Abstract

Suicide remains a major public health concern. Suicide and suicidal behaviours are statistically infrequent, even in populations at risk [1–3]. The central problem confronting clinicians working in suicide prevention is that while the total number of suicides in a population is pretty large, the risk of suicide to any given individual, even those with multiple risk factors, is pretty small.
Medical professionals deal with almost no other event as rare as suicide. Although suicidal ideation and attempts are associated with increased suicide risk, most individuals with suicidal thoughts or attempts will not die by suicide. Suicide attempts and ideation occur in approximately 0.7% and 5.6%, respectively, of the general US population [4]. In comparison, in the USA the annual incidence of suicide in the general population is approximately 11 suicides for every 100,000 persons, or 0.011% of the total population per year [5]. Even under the best conditions, the attempted prediction of an uncommon behaviour such as suicide unavoidably generates a huge number of false-positive and false-negative cases [6]. It has been shown that for realistic assumptions of sensitivity and specificity, a screening test for suicide risk would have a positive predictive value of 0.3% and generate a vast number of false positives [6]. Besides, the prediction of suicidal behaviour is based on inexact criteria that are relatively poor at predicting the behaviour of a given person, and suicidal individuals often conceal or deny suicidal thoughts in order to avoid unwanted intervention efforts, such as involuntary hospitalization.

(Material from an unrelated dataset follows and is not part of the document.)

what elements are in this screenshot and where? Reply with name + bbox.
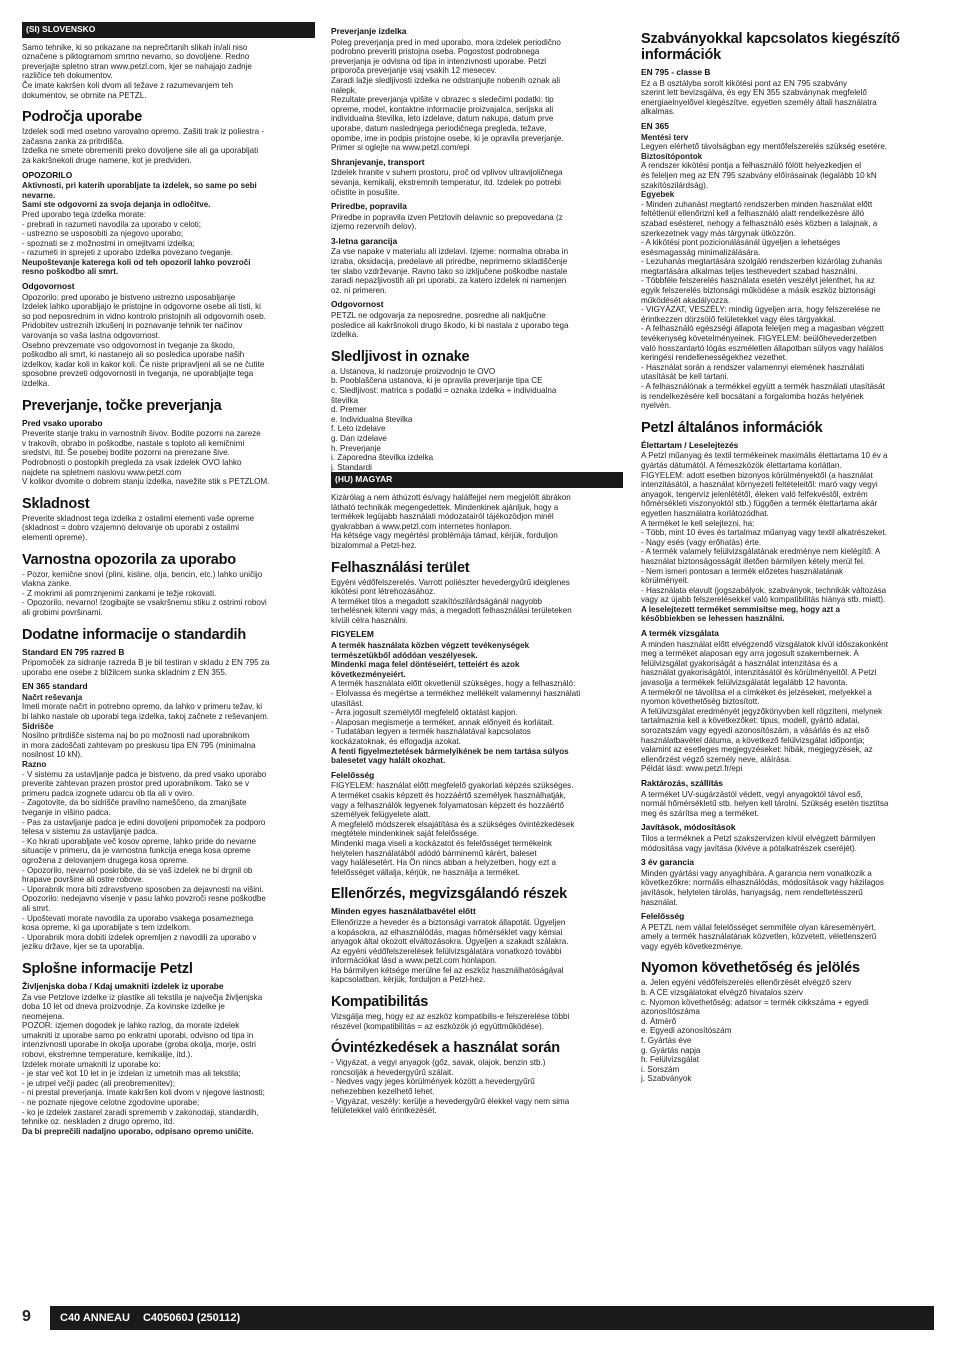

The general public expects medical professionals to predict suicide attempts and to protect patients from death by suicide. However, the belief that clinicians can predict suicidal behaviour is unrealistic. For example, stepwise multiple logistic regression was utilized in an attempt to develop a statistical model that would predict suicide in a group of about 2000 inpatients with affective disorders [7]. The risk factors identified by this approach included the number of prior suicide attempts, suicidal ideation on admission, bipolar affective disorder (manic or mixed type), gender, outcome at discharge, and unipolar depressive disorder in individuals with a family history of mania. However, the model failed to identify any of the patients who committed suicide, which supported the contention that it is not possible to predict suicide, even among a high-risk group of inpatients.
Although predicting suicide at the level of individual patients is not possible at the present time, clinicians are obligated to make everything possible to prevent suicidal behaviour in their patients. It is important to note that our concern about prediction of suicide is related to our failure to prevent all suicides. If suicide is hard to predict, its prevention is even harder to identify. It is likely that many suicidal individuals are recognized and successfully treated.
At the present time, our knowledge of suicide prevention and prediction is very limited. Innovative psychobiological studies that can help to identify better criteria for prediction of suicide are critically needed.